Ne Vergleichsmöglichkeit habe ich nicht weil das was ich jetzt mache ist schon x mal komplizierter als das in der Schule. Aber noch denke ich einen guten Tacken entfernt von JavaProfi.

Wer kann mir sagen wie so die Anforderungen sind. Und bitte ehrlich. Weil die einschließlich dieser ollen Dozenten die ich gefragt habe konnten mir nichts dazu sagen ohne selber zugeben zu müssen, daß sie es voll nicht drauf haben.

Ich würde mal gerne bei der Realisierung eines Java Projektes mitarbeiten. So nach und nach größere Aufgaben übernehmen und quasi mit dem Projekt auch mal Profis bei der arbeit sehen und was die so drauf haben. Hab mal so ein Praktikum gemacht aber das einzige was ich da sehen konnte waren so ein paar kaputte, die ganz stolz waren daß sie Homepages mit NOF erstellen können und Datensätze aus Exel nach Access bringen und anschließend einen Seriendruck starten.

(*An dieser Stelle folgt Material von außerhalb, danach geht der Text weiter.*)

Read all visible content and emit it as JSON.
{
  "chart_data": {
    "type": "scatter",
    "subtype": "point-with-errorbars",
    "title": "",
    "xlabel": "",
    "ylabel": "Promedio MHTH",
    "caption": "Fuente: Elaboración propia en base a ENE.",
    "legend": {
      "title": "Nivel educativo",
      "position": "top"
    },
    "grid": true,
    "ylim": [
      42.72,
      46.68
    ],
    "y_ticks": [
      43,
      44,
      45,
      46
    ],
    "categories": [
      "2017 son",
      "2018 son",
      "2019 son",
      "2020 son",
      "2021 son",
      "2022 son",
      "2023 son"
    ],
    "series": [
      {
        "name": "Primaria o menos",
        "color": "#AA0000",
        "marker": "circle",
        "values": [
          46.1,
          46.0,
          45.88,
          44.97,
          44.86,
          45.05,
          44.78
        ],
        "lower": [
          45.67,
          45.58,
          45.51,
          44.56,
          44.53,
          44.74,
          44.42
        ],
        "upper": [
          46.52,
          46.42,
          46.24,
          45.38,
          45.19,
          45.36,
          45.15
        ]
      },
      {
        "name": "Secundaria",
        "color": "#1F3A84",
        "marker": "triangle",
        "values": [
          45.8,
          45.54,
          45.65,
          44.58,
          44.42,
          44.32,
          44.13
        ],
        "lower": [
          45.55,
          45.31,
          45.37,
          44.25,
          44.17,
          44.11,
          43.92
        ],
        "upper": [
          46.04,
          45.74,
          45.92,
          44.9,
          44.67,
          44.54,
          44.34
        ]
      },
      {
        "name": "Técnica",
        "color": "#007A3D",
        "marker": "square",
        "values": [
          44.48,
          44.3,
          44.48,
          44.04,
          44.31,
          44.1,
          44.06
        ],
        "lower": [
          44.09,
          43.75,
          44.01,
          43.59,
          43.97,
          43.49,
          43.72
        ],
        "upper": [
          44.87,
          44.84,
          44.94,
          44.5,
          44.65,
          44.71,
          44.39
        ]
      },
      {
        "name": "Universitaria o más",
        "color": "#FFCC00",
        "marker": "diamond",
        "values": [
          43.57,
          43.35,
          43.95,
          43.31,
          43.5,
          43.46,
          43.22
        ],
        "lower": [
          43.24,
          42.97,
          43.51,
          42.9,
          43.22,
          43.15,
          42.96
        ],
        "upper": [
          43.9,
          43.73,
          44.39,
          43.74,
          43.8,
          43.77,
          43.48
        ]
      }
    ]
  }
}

Da war so ein Informatiker , der nicht mal wusste ob man mit WinZip ein selbtenpackendes Archiv erstellen kann und der so eine Datensatzparser für die Firma geschrieben hat. Na so einen Datensatzparser bekomm ich nun auch schon hin und das sogar mit eine Grafischen Oberfläche und nicht im d-Base Stil. Kennt jemand so ne Gruppe von Programmierern, die auch nach dem Studium weiter gelernt haben und nicht auf so Pilefitz stolz sind?

Was soll man den von so Pfeifen lernen?. Ich denke sich mit sowas aufzuhalten ist reine Zeitverschwendung.

_Beni hat diesen Thread in "Sonstiges zu Java" verschoben_


----------



## Beni (11. Feb 2005)

Lazarus hat gesagt.:
			
		

> Das Buch Java ist auch eine Insel schon zur Hälfte durch. Kann ich davon ausgehen wenn ich das ganze Buch drauf habe, natürlich nicht auswendig aber sämtliche Kapitel verstanden und durchgearbeitet daß ich Java drauf habe?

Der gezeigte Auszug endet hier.